Solved – the meaning of the average value of all word vectors in the sentence

natural languagetext miningword2vec

Today I saw a sentiment analysis article here. There is one piece hard to understand:

Next we have to build word vectors for input text in order to average
the value of all word vectors in the tweet using the following
function:

#Build word vector for training set by using the average value of all word vectors in the tweet, then scale
def buildWordVector(text, size):
    vec = np.zeros(size).reshape((1, size))
    count = 0.
    for word in text:
        try:
            vec += imdb_w2v[word].reshape((1, size))
            count += 1.
        except KeyError:
            continue
    if count != 0:
        vec /= count
    return vec

Scaling moves our data set is part of the process of standardization
where we move our dataset into a gaussian distribution with a mean of
zero, meaning that values above the mean will be positive, and those
below the mean will be negative. Many ML models require scaled
datasets to perform effectively, especially those with many features
(like text classifiers).

He just add up all word vectors in the sentence(tweet), divide by word count, turning to a new vector for training.

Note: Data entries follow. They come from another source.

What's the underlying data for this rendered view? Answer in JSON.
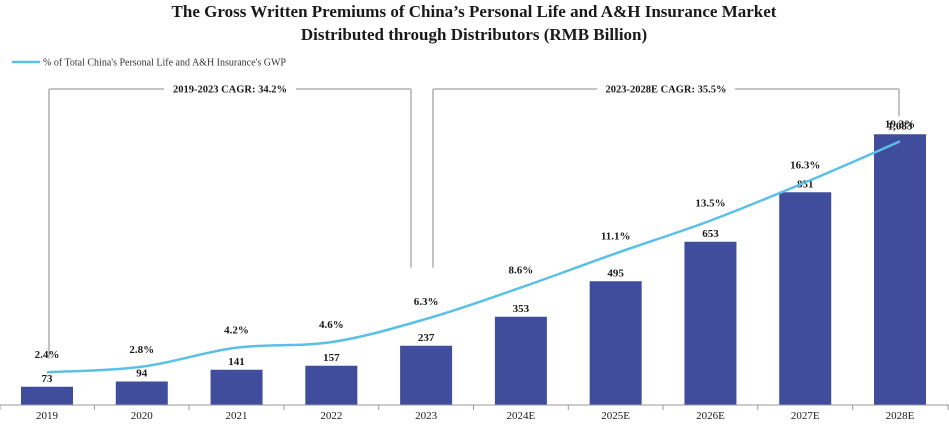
{
  "chart_data": {
    "type": "bar",
    "title": [
      "The Gross Written Premiums of China’s Personal Life and A&H Insurance Market",
      "Distributed through Distributors (RMB Billion)"
    ],
    "categories": [
      "2019",
      "2020",
      "2021",
      "2022",
      "2023",
      "2024E",
      "2025E",
      "2026E",
      "2027E",
      "2028E"
    ],
    "bar_labels": [
      "73",
      "94",
      "141",
      "157",
      "237",
      "353",
      "495",
      "653",
      "851",
      "1,083"
    ],
    "series": [
      {
        "kind": "bar",
        "values": [
          73,
          94,
          141,
          157,
          237,
          353,
          495,
          653,
          851,
          1083
        ],
        "color": "#3f4d9c"
      },
      {
        "kind": "line",
        "name": "% of Total China's Personal Life and A&H Insurance's GWP",
        "values": [
          2.4,
          2.8,
          4.2,
          4.6,
          6.3,
          8.6,
          11.1,
          13.5,
          16.3,
          19.3
        ],
        "labels": [
          "2.4%",
          "2.8%",
          "4.2%",
          "4.6%",
          "6.3%",
          "8.6%",
          "11.1%",
          "13.5%",
          "16.3%",
          "19.3%"
        ],
        "color": "#5bc0e6"
      }
    ],
    "annotations": [
      {
        "text": "2019-2023 CAGR: 34.2%",
        "from": "2019",
        "to": "2023"
      },
      {
        "text": "2023-2028E CAGR: 35.5%",
        "from": "2023",
        "to": "2028E"
      }
    ],
    "legend": "top-left",
    "grid": false,
    "ylim": [
      0,
      1120
    ],
    "y2lim": [
      0,
      20.5
    ]
  }
}
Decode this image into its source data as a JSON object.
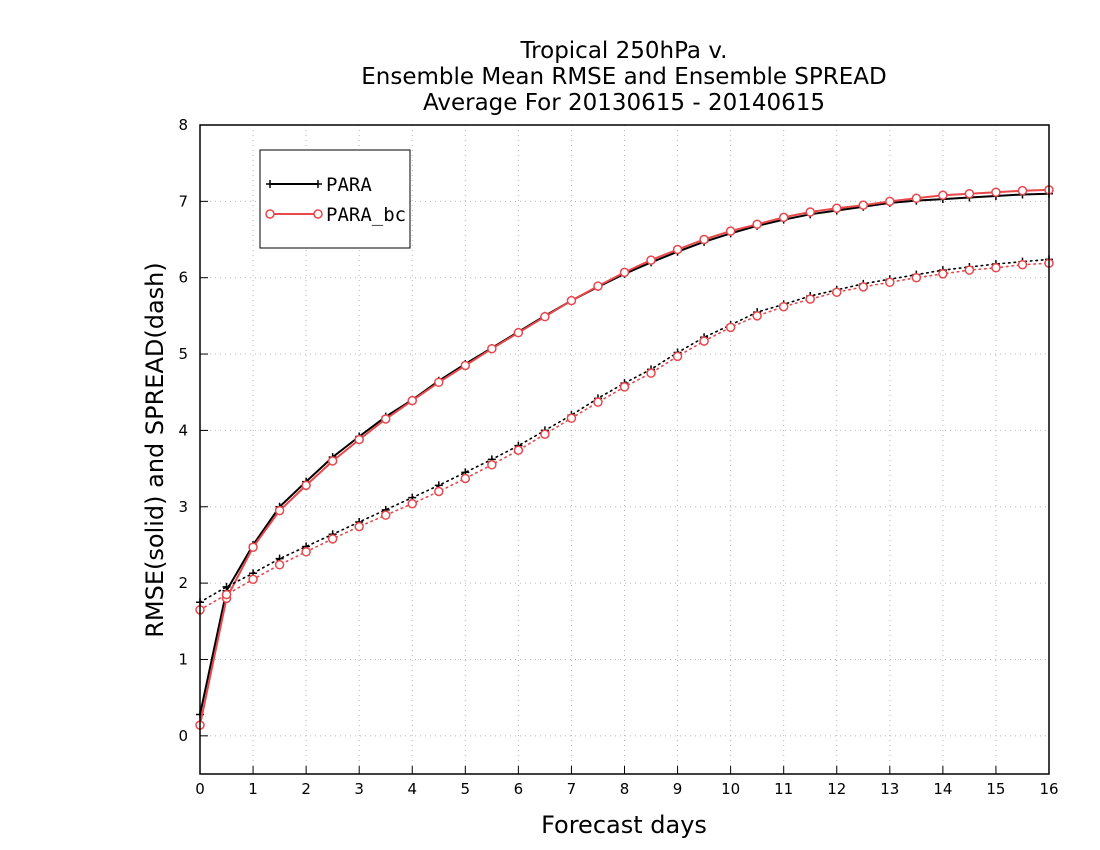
{
  "chart_data": {
    "type": "line",
    "title": [
      "Tropical 250hPa v.",
      "Ensemble Mean RMSE and Ensemble SPREAD",
      "Average For 20130615 - 20140615"
    ],
    "xlabel": "Forecast days",
    "ylabel": "RMSE(solid) and SPREAD(dash)",
    "xlim": [
      0,
      16
    ],
    "ylim": [
      -0.5,
      8
    ],
    "xticks": [
      0,
      1,
      2,
      3,
      4,
      5,
      6,
      7,
      8,
      9,
      10,
      11,
      12,
      13,
      14,
      15,
      16
    ],
    "yticks": [
      0,
      1,
      2,
      3,
      4,
      5,
      6,
      7,
      8
    ],
    "grid": true,
    "legend_position": "top-left",
    "x": [
      0,
      0.5,
      1,
      1.5,
      2,
      2.5,
      3,
      3.5,
      4,
      4.5,
      5,
      5.5,
      6,
      6.5,
      7,
      7.5,
      8,
      8.5,
      9,
      9.5,
      10,
      10.5,
      11,
      11.5,
      12,
      12.5,
      13,
      13.5,
      14,
      14.5,
      15,
      15.5,
      16
    ],
    "series": [
      {
        "name": "PARA",
        "metric": "RMSE",
        "style": "solid",
        "marker": "plus",
        "color": "#000000",
        "values": [
          0.28,
          1.9,
          2.5,
          3.0,
          3.33,
          3.65,
          3.92,
          4.18,
          4.4,
          4.65,
          4.87,
          5.08,
          5.29,
          5.5,
          5.7,
          5.88,
          6.05,
          6.2,
          6.34,
          6.47,
          6.58,
          6.68,
          6.76,
          6.83,
          6.88,
          6.93,
          6.98,
          7.01,
          7.03,
          7.05,
          7.07,
          7.09,
          7.1
        ]
      },
      {
        "name": "PARA_bc",
        "metric": "RMSE",
        "style": "solid",
        "marker": "circle",
        "color": "#e8474c",
        "values": [
          0.14,
          1.8,
          2.47,
          2.95,
          3.28,
          3.6,
          3.88,
          4.15,
          4.39,
          4.63,
          4.85,
          5.07,
          5.28,
          5.49,
          5.7,
          5.89,
          6.07,
          6.23,
          6.37,
          6.5,
          6.61,
          6.7,
          6.79,
          6.86,
          6.91,
          6.95,
          7.0,
          7.04,
          7.08,
          7.1,
          7.12,
          7.14,
          7.15
        ]
      },
      {
        "name": "PARA",
        "metric": "SPREAD",
        "style": "dotted",
        "marker": "plus",
        "color": "#000000",
        "values": [
          1.75,
          1.95,
          2.13,
          2.32,
          2.48,
          2.64,
          2.8,
          2.96,
          3.12,
          3.28,
          3.45,
          3.62,
          3.8,
          4.0,
          4.2,
          4.42,
          4.62,
          4.8,
          5.02,
          5.22,
          5.38,
          5.55,
          5.65,
          5.76,
          5.84,
          5.92,
          5.98,
          6.04,
          6.1,
          6.14,
          6.18,
          6.21,
          6.24
        ]
      },
      {
        "name": "PARA_bc",
        "metric": "SPREAD",
        "style": "dotted",
        "marker": "circle",
        "color": "#e8474c",
        "values": [
          1.65,
          1.85,
          2.05,
          2.24,
          2.41,
          2.58,
          2.74,
          2.89,
          3.04,
          3.2,
          3.37,
          3.55,
          3.74,
          3.95,
          4.16,
          4.37,
          4.57,
          4.75,
          4.97,
          5.17,
          5.35,
          5.5,
          5.62,
          5.72,
          5.81,
          5.88,
          5.94,
          6.0,
          6.05,
          6.1,
          6.13,
          6.17,
          6.19
        ]
      }
    ]
  }
}
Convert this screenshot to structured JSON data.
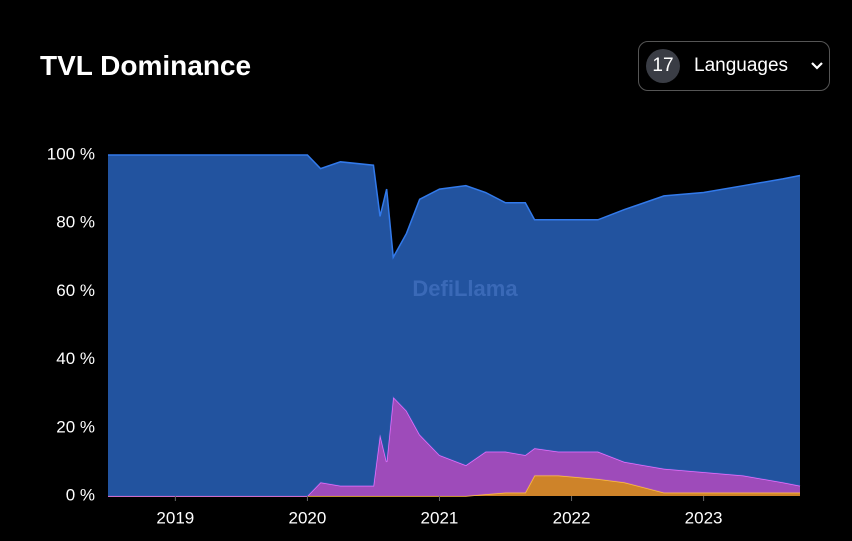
{
  "ui": {
    "language_count": "17",
    "language_button": "Languages"
  },
  "chart_data": {
    "type": "stacked-area",
    "title": "TVL Dominance",
    "watermark": "DefiLlama",
    "x": [
      2018.49,
      2020.0,
      2020.1,
      2020.25,
      2020.5,
      2020.55,
      2020.6,
      2020.65,
      2020.75,
      2020.85,
      2021.0,
      2021.2,
      2021.35,
      2021.5,
      2021.65,
      2021.72,
      2021.9,
      2022.2,
      2022.4,
      2022.7,
      2023.0,
      2023.3,
      2023.6,
      2023.73
    ],
    "series": [
      {
        "name": "Orange",
        "color": "#d98a2b",
        "values": [
          0,
          0,
          0,
          0,
          0,
          0,
          0,
          0,
          0,
          0,
          0,
          0,
          0.5,
          1,
          1,
          6,
          6,
          5,
          4,
          1,
          1,
          1,
          1,
          1
        ]
      },
      {
        "name": "Purple",
        "color": "#a64fc4",
        "values": [
          0,
          0,
          4,
          3,
          3,
          18,
          10,
          29,
          25,
          18,
          12,
          9,
          12.5,
          12,
          11,
          8,
          7,
          8,
          6,
          7,
          6,
          5,
          3,
          2
        ]
      },
      {
        "name": "Blue",
        "color": "#2457a8",
        "values": [
          100,
          100,
          92,
          95,
          94,
          64,
          80,
          41,
          52,
          69,
          78,
          82,
          76,
          73,
          74,
          67,
          68,
          68,
          74,
          80,
          82,
          85,
          89,
          91
        ]
      }
    ],
    "xlim": [
      2018.49,
      2023.73
    ],
    "xticks": [
      2019,
      2020,
      2021,
      2022,
      2023
    ],
    "ylim": [
      0,
      100
    ],
    "yticks": [
      {
        "value": 0,
        "label": "0 %"
      },
      {
        "value": 20,
        "label": "20 %"
      },
      {
        "value": 40,
        "label": "40 %"
      },
      {
        "value": 60,
        "label": "60 %"
      },
      {
        "value": 80,
        "label": "80 %"
      },
      {
        "value": 100,
        "label": "100 %"
      }
    ]
  }
}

As I know, a word vector is a hidden layer's parameters. So the average value of those hidden layer's parameters, what's the meaning it present and why it can be used for training?

Best Answer

You can think of the average of the word embeddings as being a continuous space version of the traditional bag-of-words representation. Bag-of-words (BoW) represents a document with a vector the size of the vocabulary where the entries in the vector contain the count for each word. BoW treats each word independently and ignores the order of the words, but it works quite well for text classification.

If you multiply the BoW vector with the word embedding matrix and divide by the total number of words in the document then you have the average word2vec representation. This contains mostly the same information as BoW but in a lower dimensional encoding. You can actually train a model to recover which words were used in the document from the average word2vec vector. So, you aren't losing very much information by compressing the representation like this.